Financial Mindset

Friendly Advice

Posted on by ums

In the words of renowned author, Oscar Wilde: “The only thing to do with good advice is to pass it on. It is never of any use to oneself.”  After having read a number of articles on personal finance, I decided to pass on four major pieces of advice that are useful to anyone in their twenties or thirties.  Here they are:

  1. Don’t Depend On your Degree

Parents often tell their children that they have to earn a college degree to be successful, and in many cases, they’re absolutely right. According to the Bureau of Labor Statistics, the current unemployment rate among college graduates is 4.2%, compared to 8.3% for those with only a high school diploma. However, that doesn’t mean a college degree assures you a job once you graduate. The Washington Post reports that the unemployment rate among Architects is 13.9%, and 11% for people with arts degrees. My recommendation is to study a major that you enjoy, but be sure to research the job outlook for your field before committing to the degree program.

  1. Be Weary of Credit

Credit cards might have their use, but when jobs become scarce and the economy slows down holding a lot of credit card debt is dangerous. When you take on debt, you’re betting on your future ability to pay it and as many defaultors have found out, no one knows what the future holds. The average household debt for credit cards is more than $15,000, and 3% of those households are at least 30 days delinquent. My recommendation is, don’t think of your current job as safe. Many have been laid-off, leaving them with no way to pay off their debts. Keep credit card debt at low levels to safegaurd your future. Remember a borrower is a slave to the lender -King Solomon

  1. A Home Is Not an Investment

If you’re an investor purchasing homes at almost ridiculously low prices, hoping to rent and later sell the properties, a home is an investment. For the average buyer, this is not the case. Homeowners generally stay in their homes from five to seven years, which isn’t a sufficient time for their homes to appreciate in value. Next, the collapse of the housing market has left nearly one out of every four homeowners owing more on their home than it is worth. My recommendation: If you purchase a home, don’t do it because it’s a good investment. Do it for other reasons, like a low interest rate and a great price. Don’t count on making money from your home when you move.

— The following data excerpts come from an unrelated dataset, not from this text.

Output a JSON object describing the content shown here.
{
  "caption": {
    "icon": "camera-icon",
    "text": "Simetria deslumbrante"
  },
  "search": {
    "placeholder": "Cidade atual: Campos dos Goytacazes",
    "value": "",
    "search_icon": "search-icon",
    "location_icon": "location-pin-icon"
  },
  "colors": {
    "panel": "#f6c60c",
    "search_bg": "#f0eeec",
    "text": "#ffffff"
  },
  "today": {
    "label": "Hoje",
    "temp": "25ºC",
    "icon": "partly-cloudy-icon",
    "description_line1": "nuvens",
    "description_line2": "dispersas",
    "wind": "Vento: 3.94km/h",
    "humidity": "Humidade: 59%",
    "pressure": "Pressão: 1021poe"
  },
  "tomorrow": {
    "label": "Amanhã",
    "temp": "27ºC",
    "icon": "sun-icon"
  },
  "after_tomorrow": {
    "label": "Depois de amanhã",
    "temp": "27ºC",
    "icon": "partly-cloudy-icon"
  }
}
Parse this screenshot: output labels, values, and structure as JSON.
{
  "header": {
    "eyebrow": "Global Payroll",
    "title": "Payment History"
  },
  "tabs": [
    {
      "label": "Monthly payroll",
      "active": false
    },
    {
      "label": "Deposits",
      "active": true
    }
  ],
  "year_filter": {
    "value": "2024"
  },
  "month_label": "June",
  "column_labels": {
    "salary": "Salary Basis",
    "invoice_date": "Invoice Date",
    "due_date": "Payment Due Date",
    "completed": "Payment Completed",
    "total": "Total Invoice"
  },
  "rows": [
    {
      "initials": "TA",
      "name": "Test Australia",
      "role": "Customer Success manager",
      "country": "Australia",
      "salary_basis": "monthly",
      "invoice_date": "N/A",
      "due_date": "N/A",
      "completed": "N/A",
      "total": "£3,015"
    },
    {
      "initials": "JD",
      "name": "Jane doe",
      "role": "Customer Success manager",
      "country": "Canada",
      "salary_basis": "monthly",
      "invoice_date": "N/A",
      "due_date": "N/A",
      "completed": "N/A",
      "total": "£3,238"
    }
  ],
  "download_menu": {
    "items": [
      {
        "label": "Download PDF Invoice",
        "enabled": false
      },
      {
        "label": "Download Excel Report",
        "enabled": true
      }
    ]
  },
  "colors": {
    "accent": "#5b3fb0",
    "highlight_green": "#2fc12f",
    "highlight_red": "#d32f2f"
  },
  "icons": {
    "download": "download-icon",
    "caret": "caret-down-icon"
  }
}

  1. Invest Early and Often

There is no risk-free investment, but the best way to protect against losses such as these, is to save and invest larger amounts earlier in life. As the balance grows and your portfolio is more diversified, you’ll have greater flexibility to handle the ups and downs of the markets. My recommendation: think about your retirement plans on the first day of your career and continue investing more than you think you should.